Siamo nel 1985, quando un padre di famiglia onesto e devoto (interpretato da Cillian Murphy, tanto convinto del progetto da decidere di produrlo personalmente) scopre un traffico di giovani donne incinte costrette a partorire in un convento e poi a dare i loro bambini in adozione contro la loro volontà.
Questo evento risveglia in lui una serie di ricordi della sua infanzia e adolescenza, precedentemente sepolti nel silenzio, che lo spingono ad agire per conto proprio per rompere il muro di complicità, causa di tanto dolore.
I momenti migliori del film sono quelli che descrivono il mondo familiare del protagonista, circondato da un vasto gineceo che la sua devota moglie tiene sotto controllo, lasciando alle ragazze e agli adolescenti una grande libertà d’azione in un ambiente gioioso e scherzoso che contrasta con quello del convento, i cui muri nascondono servitù e sofferenza.

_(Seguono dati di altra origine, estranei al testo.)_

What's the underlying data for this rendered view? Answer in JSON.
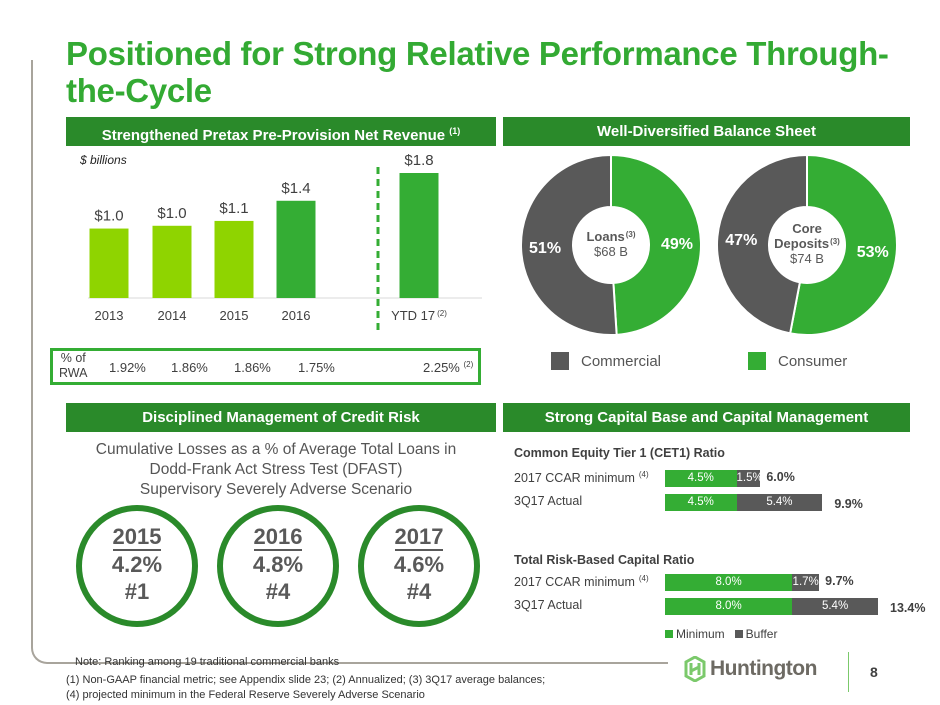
{
  "title": "Positioned for Strong Relative Performance Through-the-Cycle",
  "colors": {
    "brand_green": "#33aa33",
    "header_green": "#2a8a2a",
    "light_green": "#8fd400",
    "bar_green": "#34ad34",
    "dark_gray": "#595959"
  },
  "sections": {
    "ppnr": {
      "title": "Strengthened Pretax Pre-Provision Net Revenue",
      "footnote_ref": "(1)"
    },
    "balance": {
      "title": "Well-Diversified Balance Sheet"
    },
    "credit": {
      "title": "Disciplined Management of Credit Risk"
    },
    "capital": {
      "title": "Strong Capital Base and Capital Management"
    }
  },
  "chart_data": [
    {
      "type": "bar",
      "title": "Strengthened Pretax Pre-Provision Net Revenue (1)",
      "units": "$ billions",
      "categories": [
        "2013",
        "2014",
        "2015",
        "2016",
        "YTD 17"
      ],
      "category_footnotes": [
        "",
        "",
        "",
        "",
        "(2)"
      ],
      "values": [
        1.0,
        1.04,
        1.11,
        1.4,
        1.8
      ],
      "data_labels": [
        "$1.0",
        "$1.0",
        "$1.1",
        "$1.4",
        "$1.8"
      ],
      "bar_colors": [
        "#8fd400",
        "#8fd400",
        "#8fd400",
        "#34ad34",
        "#34ad34"
      ],
      "ylim": [
        0,
        1.8
      ],
      "grid": false,
      "divider_before_index": 4
    },
    {
      "type": "table",
      "title": "% of RWA",
      "row_label": "% of RWA",
      "categories": [
        "2013",
        "2014",
        "2015",
        "2016",
        "YTD 17"
      ],
      "values": [
        "1.92%",
        "1.86%",
        "1.86%",
        "1.75%",
        "2.25%"
      ],
      "footnotes": [
        "",
        "",
        "",
        "",
        "(2)"
      ]
    },
    {
      "type": "pie",
      "title": "Loans",
      "footnote_ref": "(3)",
      "center_value": "$68 B",
      "slices": [
        {
          "name": "Consumer",
          "value": 49,
          "label": "49%",
          "color": "#34ad34"
        },
        {
          "name": "Commercial",
          "value": 51,
          "label": "51%",
          "color": "#595959"
        }
      ]
    },
    {
      "type": "pie",
      "title": "Core Deposits",
      "title_lines": [
        "Core",
        "Deposits"
      ],
      "footnote_ref": "(3)",
      "center_value": "$74 B",
      "slices": [
        {
          "name": "Consumer",
          "value": 53,
          "label": "53%",
          "color": "#34ad34"
        },
        {
          "name": "Commercial",
          "value": 47,
          "label": "47%",
          "color": "#595959"
        }
      ]
    },
    {
      "type": "bar",
      "orientation": "horizontal-stacked",
      "title": "Common Equity Tier 1 (CET1) Ratio",
      "categories": [
        "2017 CCAR minimum",
        "3Q17 Actual"
      ],
      "category_footnotes": [
        "(4)",
        ""
      ],
      "series": [
        {
          "name": "Minimum",
          "values": [
            4.5,
            4.5
          ],
          "labels": [
            "4.5%",
            "4.5%"
          ],
          "color": "#34ad34"
        },
        {
          "name": "Buffer",
          "values": [
            1.5,
            5.4
          ],
          "labels": [
            "1.5%",
            "5.4%"
          ],
          "color": "#595959"
        }
      ],
      "totals": [
        "6.0%",
        "9.9%"
      ]
    },
    {
      "type": "bar",
      "orientation": "horizontal-stacked",
      "title": "Total Risk-Based Capital Ratio",
      "categories": [
        "2017 CCAR minimum",
        "3Q17 Actual"
      ],
      "category_footnotes": [
        "(4)",
        ""
      ],
      "series": [
        {
          "name": "Minimum",
          "values": [
            8.0,
            8.0
          ],
          "labels": [
            "8.0%",
            "8.0%"
          ],
          "color": "#34ad34"
        },
        {
          "name": "Buffer",
          "values": [
            1.7,
            5.4
          ],
          "labels": [
            "1.7%",
            "5.4%"
          ],
          "color": "#595959"
        }
      ],
      "totals": [
        "9.7%",
        "13.4%"
      ],
      "legend": [
        "Minimum",
        "Buffer"
      ]
    }
  ],
  "balance_legend": [
    {
      "name": "Commercial",
      "color": "#595959"
    },
    {
      "name": "Consumer",
      "color": "#34ad34"
    }
  ],
  "credit": {
    "caption_lines": [
      "Cumulative Losses as a % of Average Total Loans in",
      "Dodd-Frank Act Stress Test (DFAST)",
      "Supervisory Severely Adverse Scenario"
    ],
    "rankings": [
      {
        "year": "2015",
        "loss": "4.2%",
        "rank": "#1"
      },
      {
        "year": "2016",
        "loss": "4.8%",
        "rank": "#4"
      },
      {
        "year": "2017",
        "loss": "4.6%",
        "rank": "#4"
      }
    ],
    "note": "Note: Ranking among 19 traditional commercial banks"
  },
  "footnotes": [
    "(1)  Non-GAAP financial metric; see Appendix slide 23;  (2) Annualized;  (3) 3Q17 average balances;",
    "(4)  projected minimum in the Federal Reserve Severely Adverse Scenario"
  ],
  "logo": {
    "name": "Huntington",
    "icon": "huntington-logo-icon"
  },
  "page_number": "8"
}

Mielants, proveniente dal mondo della televisione e della fotografia, mostra un’irlanda grigia e opprimente, che tra nebbia, pioggerella, neve e fuliggine distrugge l’anima dei suoi abitanti e riversa questa tenebrosa atmosfera nello spettatore di questa Berlinale iniziata sotto così tristi auspici.
Il festival è stato inaugurato oggi in mezzo a una polemica politica che ha minacciato di disturbare l’atmosfera festosa e cinefila quando, un paio di settimane fa, la direzione ha deciso di invitare ufficialmente, con uno spirito ecumenico, cinque membri del partito di estrema destra AfD (Alternativa per la Germania), che non nasconde la sua intenzione di espellere tutti i tedeschi non di razza pura, nel caso arrivasse al potere.

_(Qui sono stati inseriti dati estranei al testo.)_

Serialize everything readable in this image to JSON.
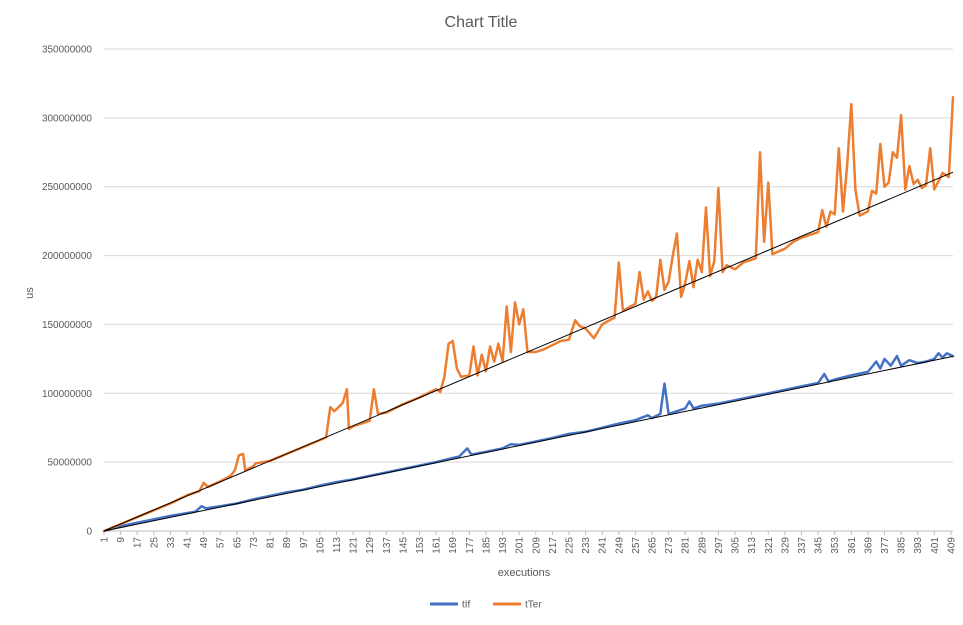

Questa decisione, parte della consuetudine della Berlinale, finanziata dallo stato tedesco, di invitare all’inaugurazione 100 parlamentari della città, rappresentanti di tutti i partiti, ha suscitato l’indignazione di gran parte dell’industria cinematografica tedesca, che ritiene l’AfD “incompatibile” con la politica della Berlinale che, fin dalla sua fondazione, si è contraddistinta come luogo in cui regna “l’empatia, la solidarietà e la comprensione” tra i popoli e le nazioni.
Sebbene tale concetto sia discutibile, ricordando che il festival, durante la guerra fredda, ha contribuito ad alimentare la rivalità tra mondo libero e comunismo, è vero che sin dall’inizio del “disgelo” nelle relazioni tra le grandi potenze, la Berlinale è stata il luogo che più ha lottato per la caduta del muro che divideva la ex capitale tedesca.
E sebbene l’invito sia stato annullato, evitando un boicottaggio dell’industria cinematografica locale, è vero che il problema è stato solo nascosto sotto il tappeto mentre l’AfD si è già dichiarata vittima di un ostracismo simile a quello che ha colpito la comunità ebraica durante il periodo nazista.